Preparation and Characterisation of High Aspect Ratio Materials for Bone Tissue Engineering

Abstract

This research work aims to give an overview of the synthesis of high aspect ratio materials for bone tissue engineering. The work was carried out using high aspect materials of both natural (micro fibrillated cellulose from jute, spider silk, cocoon silk) and synthetic grade (MgO and ZnO nanorods). Micro fibrillated cellulose was extracted from jute by washing it thoroughly with sodium hydroxide and bleaching it with hydrogen peroxide followed by acid hydrolysis with sulphuric acid. Spidroin was extracted from spider silk using different benign solvents and fibroin was extracted from Bombyx mori following the lithium bromide standard protocol. Hydrothermal method was followed for synthesis of magnesium oxide and zinc oxide nanorods. Micro fibrillated cellulose was characterized by SEM, XRD, FTIR, DSC, TGA, dispersion studies, and phytochemical tests. Spidroin and fibroin was analyzed using Fluorescence microscopy, FTIR, and CD. Magnesium oxide and zinc oxide nanorods were characterized using SEM, and XRD. Also, a comparative in-vitro cytotoxicity of all these materials was checked using adipose derived stem cells (ADSCs). From the SEM results it was found that the cellulose extracted from jute were micro fibrillated. The FTIR and XRD data showed that cellulose type II was extracted.

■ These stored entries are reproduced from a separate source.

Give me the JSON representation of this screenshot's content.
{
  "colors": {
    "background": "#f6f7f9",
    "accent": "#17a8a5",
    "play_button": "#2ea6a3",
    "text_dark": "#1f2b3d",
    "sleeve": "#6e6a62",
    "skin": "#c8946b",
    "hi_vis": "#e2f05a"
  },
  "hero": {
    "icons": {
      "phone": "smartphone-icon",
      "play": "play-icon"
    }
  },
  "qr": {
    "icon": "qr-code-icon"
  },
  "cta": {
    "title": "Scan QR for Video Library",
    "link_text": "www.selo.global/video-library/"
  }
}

Also the degradation of cellulose at 270 °C was confirmed from TGA results. Both spidroin and fibroin was successfully extracted using simple benign solvents. FTIR and CD data showed the presence of good amount of ß-sheets. FESEM of both MgO and ZnO showed that the nanoparticles agglomerated together to form nanorod like structure. The MTT study revealed that spider silk was more compatible followed by cocoon silk, cellulose, MgO and ZnO. This concludes that while both the high aspect ratio as well as the biocompatibility of the materials is an important factor designing materials for load bearing application.